Thanks for clarifying.I've been reading Russell Kirk's the Conservative Mind,which leads the reader to think Burke is the original conservative philosopher.
So I guess your liberal tradition series will focus on philosophers and not political leaders.I think that's what Kirk falls into with Burke.
As far as how liberals misunderstood realities of human nature and social life, did they primarily:
1) have good arguments for the wrong conclusions?
2) have bad arguments for the right conclusions?
2) have bad arguments for the wrong conclusions?

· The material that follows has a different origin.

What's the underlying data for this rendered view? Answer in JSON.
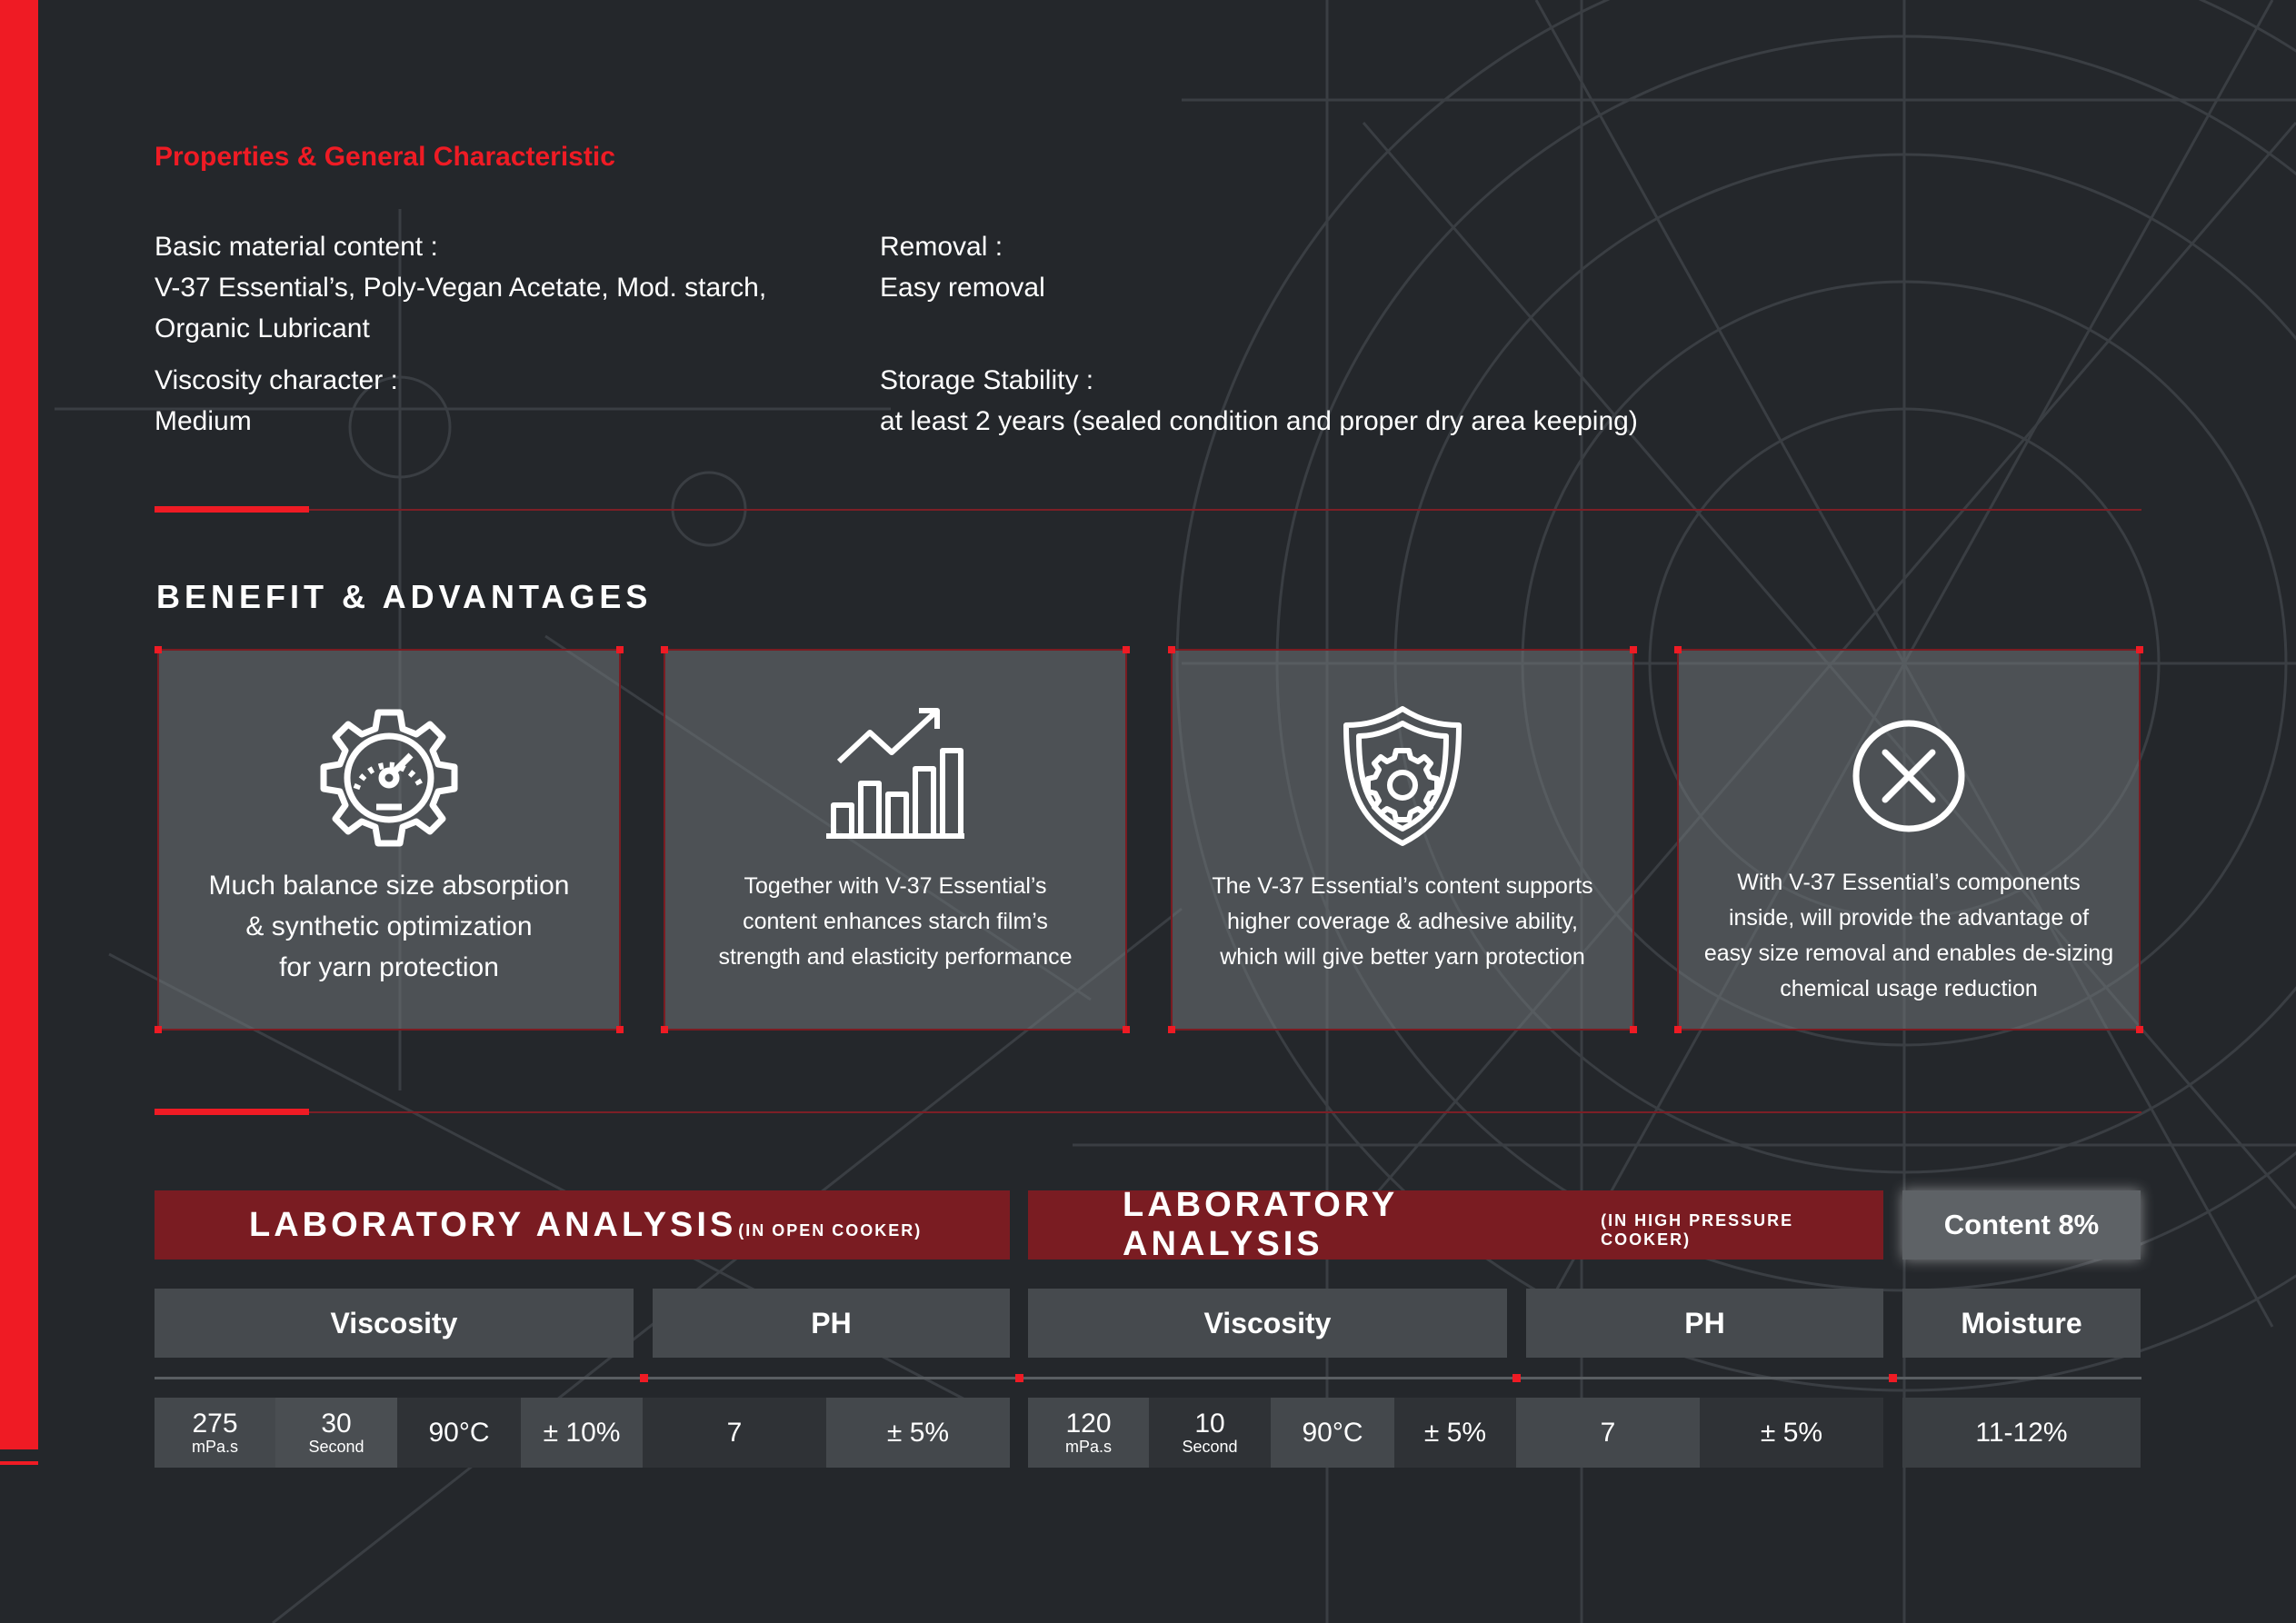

I ask, because you often qualify your criticisms of post-Renaissance thought by saying that it involved many well-intentioned people who lost their way somewhere.
Incidentally, I recently read about a sort-of-liberal called James Parkinson from the 18th century (Parkinson's disease refers to him, apparently!). The man was distributing various pamphlets promoting overthrow of government and once conspired a plot to poison the king. A nuisance and a troublemaker who always caused problems. I thought that such a person was totally alien from acceptable standards of society. If this is what liberalism is, it is probably difficult to concede that such people ever mean well.